Le buffet

 

J’ai ramassé la photo tombée de mon portefeuille et, pendant un instant, le visage d’un bébé blond, aux yeux bleus, m’a paru étranger, jusqu’à ce que j’y devine les traits de mon fils.

Tout bébé, quand je te regardais, ma vue se brouillait, je te voyais flou, incapable de tisser le lien entre nous. On ne construit pas grand chose sous les coups.
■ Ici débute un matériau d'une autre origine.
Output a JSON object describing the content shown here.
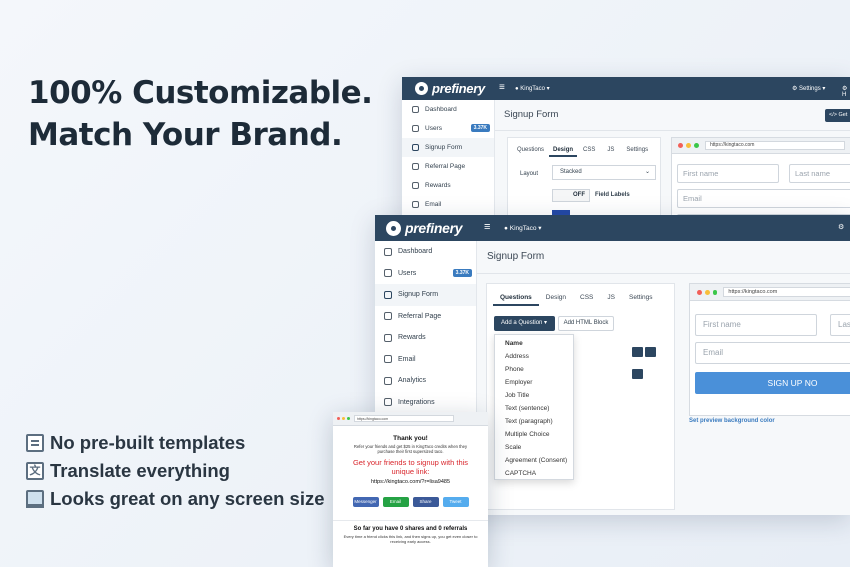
{
  "headline": {
    "line1": "100% Customizable.",
    "line2": "Match Your Brand."
  },
  "features": [
    {
      "text": "No pre-built templates",
      "icon": "document-icon"
    },
    {
      "text": "Translate everything",
      "icon": "translate-icon"
    },
    {
      "text": "Looks great on any screen size",
      "icon": "laptop-icon"
    }
  ],
  "app": {
    "logo": "prefinery",
    "menu_glyph": "≡",
    "account": "KingTaco",
    "settings": "Settings",
    "page_title": "Signup Form",
    "get_button": "Get",
    "users_badge": "3.37K",
    "sidebar": [
      "Dashboard",
      "Users",
      "Signup Form",
      "Referral Page",
      "Rewards",
      "Email",
      "Analytics",
      "Integrations"
    ],
    "tabs": [
      "Questions",
      "Design",
      "CSS",
      "JS",
      "Settings"
    ],
    "layout_label": "Layout",
    "layout_value": "Stacked",
    "toggle_off": "OFF",
    "field_labels": "Field Labels",
    "add_question": "Add a Question",
    "add_html_block": "Add HTML Block",
    "question_options": [
      "Name",
      "Address",
      "Phone",
      "Employer",
      "Job Title",
      "Text (sentence)",
      "Text (paragraph)",
      "Multiple Choice",
      "Scale",
      "Agreement (Consent)",
      "CAPTCHA"
    ],
    "preview_link": "Set preview background color"
  },
  "preview": {
    "url": "https://kingtaco.com",
    "first_name": "First name",
    "last_name": "Last name",
    "last_short": "Las",
    "email": "Email",
    "signup_button": "SIGN UP NOW",
    "signup_short": "SIGN UP NO"
  },
  "mobile": {
    "url": "https://kingtaco.com",
    "thank_you": "Thank you!",
    "intro": "Refer your friends and get $25 in KingTaco credits when they purchase their first supersized taco.",
    "cta": "Get your friends to signup with this unique link:",
    "link": "https://kingtaco.com/?r=lisa9485",
    "share_buttons": [
      "Messenger",
      "Email",
      "Share",
      "Tweet"
    ],
    "share_colors": [
      "#4267b2",
      "#25a244",
      "#3b5998",
      "#55acee"
    ],
    "so_far": "So far you have 0 shares and 0 referrals",
    "footer": "Every time a friend clicks this link, and then signs up, you get even closer to receiving early access."
  },
  "colors": {
    "topbar": "#2c4660",
    "accent": "#3a7bbf",
    "signup_button": "#4a90d9",
    "cta": "#d9262c"
  }
}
Même lorsque tu étais au creux de mes bras, ça tombait. Alors, on est devenu un meuble plaqué au mur, maman-buffet et bébé-tiroir.

Pas bouger, pas parler, pas déranger, pleurer en silence, respirer à peine, et puis, un jour, s’enfuir pour ne pas crever, redécouvrir la douceur fracassante du peau à peau, te sourire, enfin, et chialer parce que c’est trop beau.

Je ne pourrai jamais rattraper tes six premiers mois d’inexistence.

A sept ans, tu es comme moi, un doux rêveur, souvent dans la lune, tu palpes l’invisible, sans crainte.

Le soir, quand je te borde, mains jointes, on mime le coucher de soleil, tu éclates de rire, tu te jettes à mon cou, m’enlaces, et lorsque tu murmures « je t’aime, maman », je me dis que le buffet, ça prend une belle patine avec le temps.